Le nombre de féminicides ne baisse pas en France. À chaque nouvelle affaire médiatisée, l'histoire de ces femmes tuées par leur conjoint ou ex-conjoint vient percuter celles des victimes de violences conjugales.
Un féminicide tous les deux jours et demi en France et les chiffres ne baissent pas. L'an dernier, 170 femmes sont mortes sous les coups de leur de leur conjoint ou de leur ex-conjoint, selon le collectif Nous Toutes. La dernière affaire qui fait la Une de l'actualité, c'est cette jeune mère de famille, Manon Relandeau, portée disparue près de Nantes depuis près d'un mois, dont le conjoint a été arrêté, lundi 27 avril, en Algérie, accompagné de leur fille de 15 mois.
À chaque nouveau cas, une nouvelle blessure se rouvre pour les anciennes victimes. "Je ne regarde plus le JT par exemple, je ne peux plus en fait", confie Hélène qui a échappé à un mari violent après plusieurs années de souffrance. Elle a pris ses distances avec l'actualité, parce que même deux ans et demi après s'être enfui de l'enfer des violences conjugales, chaque nouveau féminicide réveille en elle le traumatisme.
" Ce qui m'inquiète le plus, c'est la répétition "
"On a tendance systématiquement à repenser aussi à ce que nous on a vécu et à ressentir ce que la personne elle a pu ressentir à ce moment-là", explique Hélène. "Mais il y a toujours ce rappel du quotidien qui vient nous dire 'attention, il y a eu ça, attention, tu as vécu ça, attention, ça se produit encore'", poursuit-elle. Selon elle, ce sont "des choses avec lesquelles on apprend à vivre, mais sur lesquelles on aura toujours des sentiments qui nous réactivent facilement aussi".

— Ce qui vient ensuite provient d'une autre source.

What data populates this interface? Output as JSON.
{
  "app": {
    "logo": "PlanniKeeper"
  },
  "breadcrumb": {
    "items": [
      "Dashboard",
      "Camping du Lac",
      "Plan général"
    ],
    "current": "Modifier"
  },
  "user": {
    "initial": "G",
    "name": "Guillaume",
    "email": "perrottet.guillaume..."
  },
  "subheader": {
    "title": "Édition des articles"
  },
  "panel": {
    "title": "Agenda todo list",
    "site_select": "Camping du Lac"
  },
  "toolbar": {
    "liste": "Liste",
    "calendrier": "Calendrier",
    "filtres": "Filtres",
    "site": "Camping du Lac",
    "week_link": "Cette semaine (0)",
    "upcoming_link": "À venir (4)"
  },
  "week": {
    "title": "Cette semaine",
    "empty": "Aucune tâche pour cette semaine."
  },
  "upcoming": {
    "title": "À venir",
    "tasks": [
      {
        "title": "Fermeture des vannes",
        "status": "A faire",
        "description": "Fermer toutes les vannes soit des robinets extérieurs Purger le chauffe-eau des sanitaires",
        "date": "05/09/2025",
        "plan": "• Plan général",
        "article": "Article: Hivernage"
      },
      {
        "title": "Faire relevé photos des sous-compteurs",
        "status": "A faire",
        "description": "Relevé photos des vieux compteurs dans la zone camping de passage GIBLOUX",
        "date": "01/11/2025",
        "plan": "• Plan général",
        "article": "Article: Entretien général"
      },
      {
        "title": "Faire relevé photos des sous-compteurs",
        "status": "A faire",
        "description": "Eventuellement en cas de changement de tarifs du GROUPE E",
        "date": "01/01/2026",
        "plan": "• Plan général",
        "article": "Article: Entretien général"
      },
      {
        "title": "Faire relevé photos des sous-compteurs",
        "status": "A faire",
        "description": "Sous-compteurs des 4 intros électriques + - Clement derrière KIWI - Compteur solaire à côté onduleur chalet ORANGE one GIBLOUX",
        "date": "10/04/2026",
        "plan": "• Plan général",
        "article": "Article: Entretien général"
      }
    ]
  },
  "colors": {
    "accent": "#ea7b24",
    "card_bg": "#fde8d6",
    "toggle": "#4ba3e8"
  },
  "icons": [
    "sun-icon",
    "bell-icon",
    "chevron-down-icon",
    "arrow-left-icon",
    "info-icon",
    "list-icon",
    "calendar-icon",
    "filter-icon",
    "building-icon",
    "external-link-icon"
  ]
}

Parmi ces émotions réactivées par chaque féminicide, de la tristesse pour les familles endeuillées, la peur de vivre dans une société où tant de femmes meurent et puis la colère de voir que les choses bougent si peu. "Malheureusement, à l'entendre beaucoup, il y a aussi une banalisation, et moi ce qui m'inquiète le plus, c'est la répétition", affirme Hélène. Et d'ajouter : "Mais qu'est-ce qu'on fait en amont en fait ? Qu'est-ce qui est en place aujourd'hui pour qu'en amont, ça ne se produise pas ? Et là-dessus, je n'ai pas l'impression qu'on avance beaucoup." Les chiffres, malheureusement, donnent raison à Hélène. Depuis le début de l'année, 42 femmes sont mortes sous les coups de leur conjoint ou de leur ex-conjoint.